Temel sorun, derleme sisteminin bu dosyaları kaynak kontrolüne sokmak zorunda kalmadan bunlardan haberdar olmasını istememizdir. Bağımlılık güncellemek bilinçli bir seçim olmalıdır ancak bu seçim, tek tek mühendisler veya sistem tarafından otomatik olarak yönetmek yerine merkezi bir yerde bir kez yapılmalıdır. Çünkü "Canlı Yayında" modelinde bile yapıların deterministik olmasını isteriz. Bu da geçen haftanın bir kaydını incelediğinizde bağımlılıklarınızı şu anda değil, o anki haliyle görmeniz gerektiği anlamına gelir.

Bazel ve diğer bazı derleme sistemleri, çalışma alanındaki her harici bağımlılık için şifreleme karması listeleyen, çalışma alanı genelinde bir manifest dosyası gerektirerek bu sorunu ele alır. Karma oluşturma, tüm dosyayı kaynak kontrolünde kontrol etmeden dosyayı benzersiz bir şekilde temsil etmenin kısa bir yoludur. Bir çalışma alanından yeni bir harici bağımlılığa referans verildiğinde, söz konusu bağımlılığın karması manifeste manuel veya otomatik olarak eklenir. Bazel bir derleme çalıştırdığında, önbelleğe alınan bağımlılığın gerçek karma değerini, manifestte tanımlanmış beklenen karmayla karşılaştırarak kontrol eder ve yalnızca karma farklıysa dosyayı yeniden indirir.
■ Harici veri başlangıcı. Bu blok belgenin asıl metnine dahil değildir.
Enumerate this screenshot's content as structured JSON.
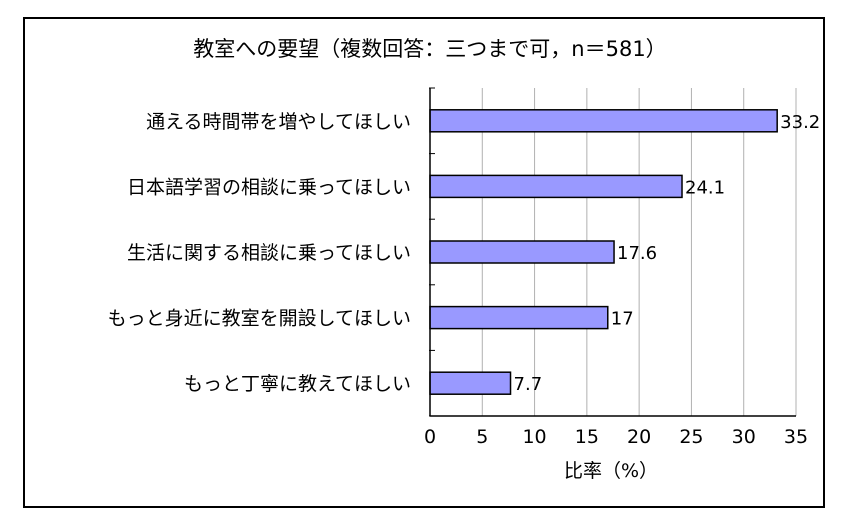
{
  "chart_data": {
    "type": "bar",
    "orientation": "horizontal",
    "title": "教室への要望（複数回答：三つまで可，n＝581）",
    "xlabel": "比率（%）",
    "ylabel": "",
    "categories": [
      "通える時間帯を増やしてほしい",
      "日本語学習の相談に乗ってほしい",
      "生活に関する相談に乗ってほしい",
      "もっと身近に教室を開設してほしい",
      "もっと丁寧に教えてほしい"
    ],
    "values": [
      33.2,
      24.1,
      17.6,
      17,
      7.7
    ],
    "value_labels": [
      "33.2",
      "24.1",
      "17.6",
      "17",
      "7.7"
    ],
    "xlim": [
      0,
      35
    ],
    "xticks": [
      "0",
      "5",
      "10",
      "15",
      "20",
      "25",
      "30",
      "35"
    ],
    "grid": "vertical",
    "legend": "none",
    "colors": {
      "bar_fill": "#9999ff",
      "bar_stroke": "#000000",
      "grid": "#b0b0b0"
    }
  }
}
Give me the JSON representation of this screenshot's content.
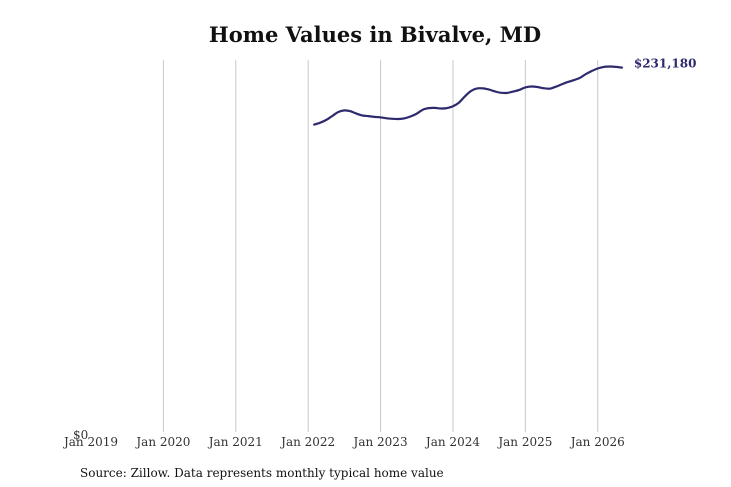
{
  "chart_data": {
    "type": "line",
    "title": "Home Values in Bivalve, MD",
    "source": "Source: Zillow. Data represents monthly typical home value",
    "y_min_label": "$0",
    "end_label": "$231,180",
    "line_color": "#2e2a6e",
    "grid": "vertical",
    "x_ticks": [
      "Jan 2019",
      "Jan 2020",
      "Jan 2021",
      "Jan 2022",
      "Jan 2023",
      "Jan 2024",
      "Jan 2025",
      "Jan 2026"
    ],
    "x_range": [
      "2019-01",
      "2026-09"
    ],
    "ylim": [
      0,
      236000
    ],
    "series": [
      {
        "points": [
          [
            "2022-02",
            195000
          ],
          [
            "2022-03",
            196200
          ],
          [
            "2022-04",
            198000
          ],
          [
            "2022-05",
            200500
          ],
          [
            "2022-06",
            203000
          ],
          [
            "2022-07",
            204000
          ],
          [
            "2022-08",
            203500
          ],
          [
            "2022-09",
            202000
          ],
          [
            "2022-10",
            200800
          ],
          [
            "2022-11",
            200400
          ],
          [
            "2022-12",
            199900
          ],
          [
            "2023-01",
            199600
          ],
          [
            "2023-02",
            199000
          ],
          [
            "2023-03",
            198700
          ],
          [
            "2023-04",
            198600
          ],
          [
            "2023-05",
            199000
          ],
          [
            "2023-06",
            200200
          ],
          [
            "2023-07",
            202000
          ],
          [
            "2023-08",
            204500
          ],
          [
            "2023-09",
            205500
          ],
          [
            "2023-10",
            205600
          ],
          [
            "2023-11",
            205200
          ],
          [
            "2023-12",
            205500
          ],
          [
            "2024-01",
            206600
          ],
          [
            "2024-02",
            209000
          ],
          [
            "2024-03",
            213000
          ],
          [
            "2024-04",
            216400
          ],
          [
            "2024-05",
            218000
          ],
          [
            "2024-06",
            218000
          ],
          [
            "2024-07",
            217200
          ],
          [
            "2024-08",
            216000
          ],
          [
            "2024-09",
            215200
          ],
          [
            "2024-10",
            215100
          ],
          [
            "2024-11",
            216000
          ],
          [
            "2024-12",
            217000
          ],
          [
            "2025-01",
            218600
          ],
          [
            "2025-02",
            219200
          ],
          [
            "2025-03",
            218900
          ],
          [
            "2025-04",
            218100
          ],
          [
            "2025-05",
            217800
          ],
          [
            "2025-06",
            219000
          ],
          [
            "2025-07",
            220500
          ],
          [
            "2025-08",
            222000
          ],
          [
            "2025-09",
            223200
          ],
          [
            "2025-10",
            224600
          ],
          [
            "2025-11",
            227000
          ],
          [
            "2025-12",
            229000
          ],
          [
            "2026-01",
            230600
          ],
          [
            "2026-02",
            231600
          ],
          [
            "2026-03",
            231900
          ],
          [
            "2026-04",
            231600
          ],
          [
            "2026-05",
            231180
          ]
        ]
      }
    ]
  }
}
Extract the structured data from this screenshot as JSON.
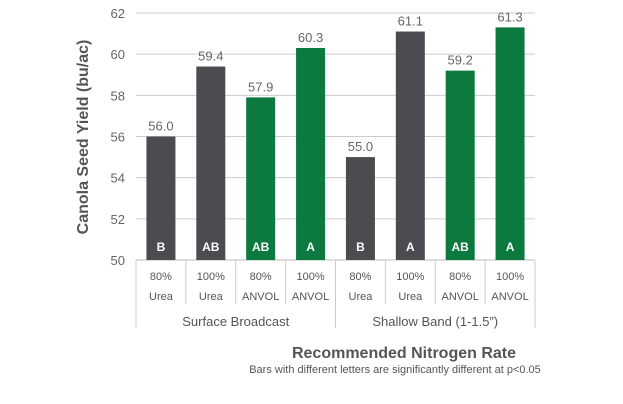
{
  "chart_data": {
    "type": "bar",
    "title": "",
    "xlabel": "Recommended Nitrogen Rate",
    "ylabel": "Canola Seed Yield (bu/ac)",
    "note": "Bars with different letters are significantly different at p<0.05",
    "ylim": [
      50,
      62
    ],
    "yticks": [
      "50",
      "52",
      "54",
      "56",
      "58",
      "60",
      "62"
    ],
    "grid": true,
    "colors": {
      "urea": "#4b4b50",
      "anvol": "#0c7a3f"
    },
    "groups": [
      "Surface Broadcast",
      "Shallow Band (1-1.5”)"
    ],
    "bars": [
      {
        "rate": "80%",
        "product": "Urea",
        "group": 0,
        "value": 56.0,
        "label": "56.0",
        "letter": "B",
        "color": "urea"
      },
      {
        "rate": "100%",
        "product": "Urea",
        "group": 0,
        "value": 59.4,
        "label": "59.4",
        "letter": "AB",
        "color": "urea"
      },
      {
        "rate": "80%",
        "product": "ANVOL",
        "group": 0,
        "value": 57.9,
        "label": "57.9",
        "letter": "AB",
        "color": "anvol"
      },
      {
        "rate": "100%",
        "product": "ANVOL",
        "group": 0,
        "value": 60.3,
        "label": "60.3",
        "letter": "A",
        "color": "anvol"
      },
      {
        "rate": "80%",
        "product": "Urea",
        "group": 1,
        "value": 55.0,
        "label": "55.0",
        "letter": "B",
        "color": "urea"
      },
      {
        "rate": "100%",
        "product": "Urea",
        "group": 1,
        "value": 61.1,
        "label": "61.1",
        "letter": "A",
        "color": "urea"
      },
      {
        "rate": "80%",
        "product": "ANVOL",
        "group": 1,
        "value": 59.2,
        "label": "59.2",
        "letter": "AB",
        "color": "anvol"
      },
      {
        "rate": "100%",
        "product": "ANVOL",
        "group": 1,
        "value": 61.3,
        "label": "61.3",
        "letter": "A",
        "color": "anvol"
      }
    ]
  }
}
İndirdiğimiz yapı manifestte belirtilenden farklı bir karmaya sahipse manifest'teki karma güncellenmediği sürece derleme başarısız olur. Bu otomatik olarak yapılabilir ancak derlemenin yeni bağımlılığı kabul etmesi için önce bu değişikliğin onaylanması ve kaynak kontrolüne kontrol edilmesi gerekir. Bu, bir bağımlılığın ne zaman güncellendiğine ilişkin her zaman bir kayıt olduğu anlamına gelir ve çalışma alanı kaynağında karşılık gelen bir değişiklik yapılmadan harici bağımlılık değiştirilemez. Bu aynı zamanda, kaynak kodun eski bir sürümünü kontrol ederken derlemenin, bu sürümün kontrol edildiği anda kullandığı bağımlılıkların aynısını kullanmasının garanti edileceği (veya bu bağımlılıklar artık kullanılamadığında başarısız olacağı) anlamına gelir.

Uzak sunucu kullanılamaz hale gelirse veya bozuk veri sunmaya başlarsa bu durum yine de sorun teşkil edebilir. Bu, söz konusu bağımlılığın başka bir kopyası elinizde yoksa tüm derlemelerinizin başarısız olmasına neden olabilir. Bu sorunun önüne geçmek için önemsiz projeler için tüm bağımlılıklarını, güvendiğiniz ve kontrol ettiğiniz sunuculara veya hizmetlere yansıtmanızı öneririz. Aksi takdirde, giriş yapılan karmalar güvenliğini garanti etse bile derleme sisteminizin kullanılabilirliği konusunda her zaman üçüncü bir tarafın yardımıyla olursunuz.